3. Collecting Resources - There are many important resources which will be needed to acquire your vision for a new business. While the most important resources are time and money, many times people forget about people and knowledge. Here are some considerations to keep in mind as you prepare to start your business.
a. People - Write down the names of 10 people you can talk to who can assist you in creating your business. Set a timeline to reach out to them within the next 30 days and take them out for a cup of coffee (not Starbucks as you are on a budget and need to save your money). I know we have all become familiar with social media connections, but nothing works better than a face to face meeting.
b. Knowledge - Nothing is more critical than understanding all aspects of starting your business. Lucky for you there are many resources available to help get you started. When I started my financial planning company I went to Amazon.com and purchased books on "How to Start A Financial Planning Company." Many of the books on these sites can be purchased for as little as ONE CENT (plus shipping) so there is really no excuse for saying that you can't afford them (there is always the library if you really are strapped for cash). I suggest you purchase 5 books to read over the next two months that cover the following areas:
i. Two "How To" books that will help you create your business.
ii. One personal finance book that will give you the nuts and bolts to managing your money in hard times.
iii. One business finance book that will give you the nuts and bolts to running a business.
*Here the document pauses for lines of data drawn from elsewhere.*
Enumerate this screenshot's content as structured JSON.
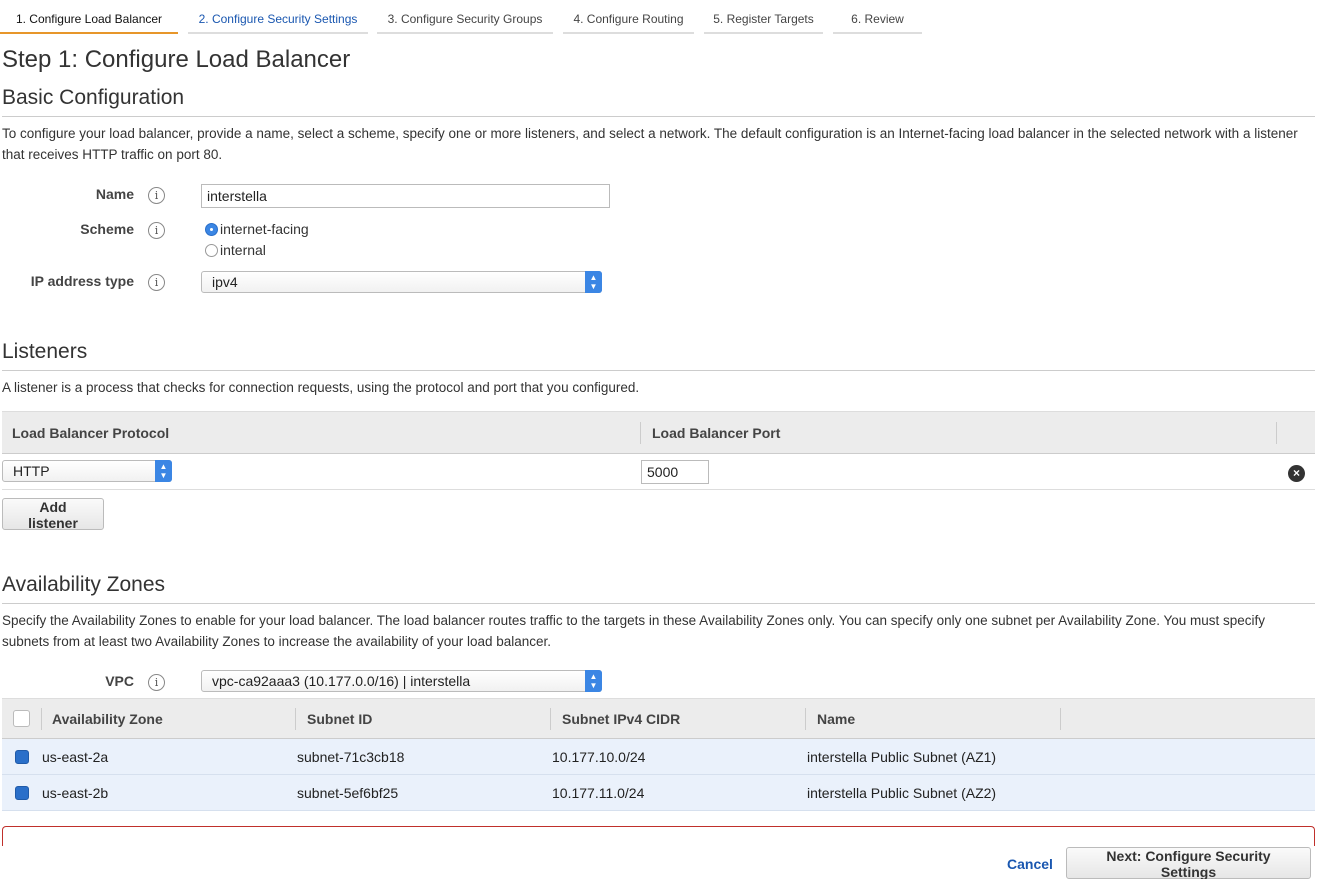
{
  "wizard": {
    "tabs": [
      {
        "label": "1. Configure Load Balancer",
        "active": true
      },
      {
        "label": "2. Configure Security Settings",
        "active": false
      },
      {
        "label": "3. Configure Security Groups",
        "active": false
      },
      {
        "label": "4. Configure Routing",
        "active": false
      },
      {
        "label": "5. Register Targets",
        "active": false
      },
      {
        "label": "6. Review",
        "active": false
      }
    ]
  },
  "page_title": "Step 1: Configure Load Balancer",
  "basic": {
    "heading": "Basic Configuration",
    "description": "To configure your load balancer, provide a name, select a scheme, specify one or more listeners, and select a network. The default configuration is an Internet-facing load balancer in the selected network with a listener that receives HTTP traffic on port 80.",
    "name_label": "Name",
    "name_value": "interstella",
    "scheme_label": "Scheme",
    "scheme_options": [
      "internet-facing",
      "internal"
    ],
    "scheme_selected": "internet-facing",
    "ip_label": "IP address type",
    "ip_value": "ipv4"
  },
  "listeners": {
    "heading": "Listeners",
    "description": "A listener is a process that checks for connection requests, using the protocol and port that you configured.",
    "col_protocol": "Load Balancer Protocol",
    "col_port": "Load Balancer Port",
    "rows": [
      {
        "protocol": "HTTP",
        "port": "5000"
      }
    ],
    "add_label": "Add listener"
  },
  "zones": {
    "heading": "Availability Zones",
    "description": "Specify the Availability Zones to enable for your load balancer. The load balancer routes traffic to the targets in these Availability Zones only. You can specify only one subnet per Availability Zone. You must specify subnets from at least two Availability Zones to increase the availability of your load balancer.",
    "vpc_label": "VPC",
    "vpc_value": "vpc-ca92aaa3 (10.177.0.0/16) | interstella",
    "columns": [
      "Availability Zone",
      "Subnet ID",
      "Subnet IPv4 CIDR",
      "Name"
    ],
    "rows": [
      {
        "zone": "us-east-2a",
        "subnet": "subnet-71c3cb18",
        "cidr": "10.177.10.0/24",
        "name": "interstella Public Subnet (AZ1)",
        "checked": true
      },
      {
        "zone": "us-east-2b",
        "subnet": "subnet-5ef6bf25",
        "cidr": "10.177.11.0/24",
        "name": "interstella Public Subnet (AZ2)",
        "checked": true
      }
    ]
  },
  "footer": {
    "cancel_label": "Cancel",
    "next_label": "Next: Configure Security Settings"
  },
  "icons": {
    "info": "i",
    "remove": "×"
  },
  "colors": {
    "accent_tab": "#e7962a",
    "link": "#1a57b0",
    "select_arrow": "#3b86e4",
    "error_border": "#c0302b"
  }
}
iv. One "self help" book that will motivate you to have a positive mindset as you go through the ups and downs of starting a business.
4. A Plan of Action - Now you must put the first three steps to action! When will you purchase the books that you need to research? When will you set up meetings with those people who can help you start your business? For each step mentioned above, establish a plan of action with dates and times when you will accomplish each task.
While there is no doubt that the government can do more to assist those who are confronted with poverty, we cannot wait upon the government to do something. There are no helpless people in America unless they decide for themselves they are helpless. If you are one of those who has lost a job you may have a hard road ahead but it isn't hopeless. Whether you choose to relocate, further your education, or start your business, the country needs an "all hands on deck" approach to this economic recovery; you need this approach to benefit yourself and your loved ones.